A printable version (.pdf) of this article may be found here.
Editor’s note: Mr. Steiner’s article and photographs made me think of Solzhenitsyn’s Cancer Ward. The book describes a hospital that was as much a research lab as a palliative hospice in Tashkent, Uzbek SSR. Solzhenitsyn’s view of the Soviet system is clear and is worthy of more than an introductory paragraph, but it is interesting to note how even when Solzhenitsyn decries the system, he is unsure of what should take its place. Steiner’s tale of Lebedev Research Lab, high in the Pamir, is a sort of post-apocalyptic vision of what happens after the cataclysms of 1990. Lebedev is the epilogue to Solzhenitsyn’s pre-apocalyptic prose.
Even though I have used the term “apocalypse,” I have probably used it a bit too freely. One of this website’s greatest issues with reporting on the current conflict in the Tajikistan Pamir (which Sarah Kendzior covers quite nicely here) is the ahistoricity demonstrated. The people involved, both in the current conflict and in Mr. Steiner’s piece, have their own histories and their own stories to tell. Conflict does not happen due to ageless rages or reckless violence. Complexities ought to be respected and stories ought to be told. That is what we stand for at The Tuqay and what Mr. Steiner presents here.

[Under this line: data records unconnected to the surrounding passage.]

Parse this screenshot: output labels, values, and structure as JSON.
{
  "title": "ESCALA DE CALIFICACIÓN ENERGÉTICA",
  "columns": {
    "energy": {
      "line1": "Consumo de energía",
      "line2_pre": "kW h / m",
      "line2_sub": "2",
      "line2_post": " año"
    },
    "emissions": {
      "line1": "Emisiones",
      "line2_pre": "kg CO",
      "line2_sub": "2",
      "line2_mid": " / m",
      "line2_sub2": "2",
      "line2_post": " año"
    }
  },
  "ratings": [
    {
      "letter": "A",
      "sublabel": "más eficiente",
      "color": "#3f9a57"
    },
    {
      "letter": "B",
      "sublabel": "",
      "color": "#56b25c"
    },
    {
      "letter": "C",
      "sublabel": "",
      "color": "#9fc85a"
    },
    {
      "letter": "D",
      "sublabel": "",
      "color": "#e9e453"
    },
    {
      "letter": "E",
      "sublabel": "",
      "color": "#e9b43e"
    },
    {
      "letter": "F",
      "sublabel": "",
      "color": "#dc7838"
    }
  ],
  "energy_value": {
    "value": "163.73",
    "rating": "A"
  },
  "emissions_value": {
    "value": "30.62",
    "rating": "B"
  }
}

Up the valley from here, Francis Younghusband had his famous encounter with the Russian Colonel Yanov, in Bozai Gumbaz.1 Centuries earlier, Zahiruddin Babur sent female family members here in times of conflict and probably came through to keep the contact to the Daughlats in the Tarim Basin.2 Before that, European merchants and missionaries passed on their way to China. Buddhist monks stayed here and erected a stupa that is standing until this day. Not for no reason is the last village on the Tajik side of the Wakhan Valley before entering the higher Pamir called Langar, a common name for a place where food is given away to travelers.
Walking on the Tajik side of the Wakhan Valley, we talked to a farmer busy bringing in the late summer harvest. I pointed up to some caves that I assumed belonged to hermits many centuries back. History, of course, looms closer than a stranger might expect. He laughed, perhaps Buddhists, yes. More importantly, snipers used these caves in the Russo-Afghan war.
Higher up in the Pamir, the Soviets have left behind their high-altitude research program. South of Murghab, on the road to Osh, lies a compound that in its slightly derelict state looks more like a rancheria on the set of a Western.
Guarded by barracks, a watchtower (occupied by a solitary Tajik soldier), rotting tanks and a couple of yaks, locals know it as a place they are still prohibited from entering. They claim that it reaches many stories deep into the ground (which if true would have been a considerable achievement considering the permafrost soil) and used to house secret experiments with cosmic rays and radioactive material conducted by Soviet Scientists.
Its doors are locked only the toilets and the garage are open. But one can imagine from the stuffed animals inside that this used to be a scientific institute in former times.
It turns out to be an outpost of the Lebedev Institute, an institution with some fame and active today, especially in the field of optical physics.3 The cosmic rays and radioactivity story rings true.
Today the place is of interest, since its well goes many meters deep into the ground, dug by German prisoners of war, and may be a future source of water for the local village community.
Jakob Steiner writes most often at RugPundits.com. He has a background in both music and in engineering.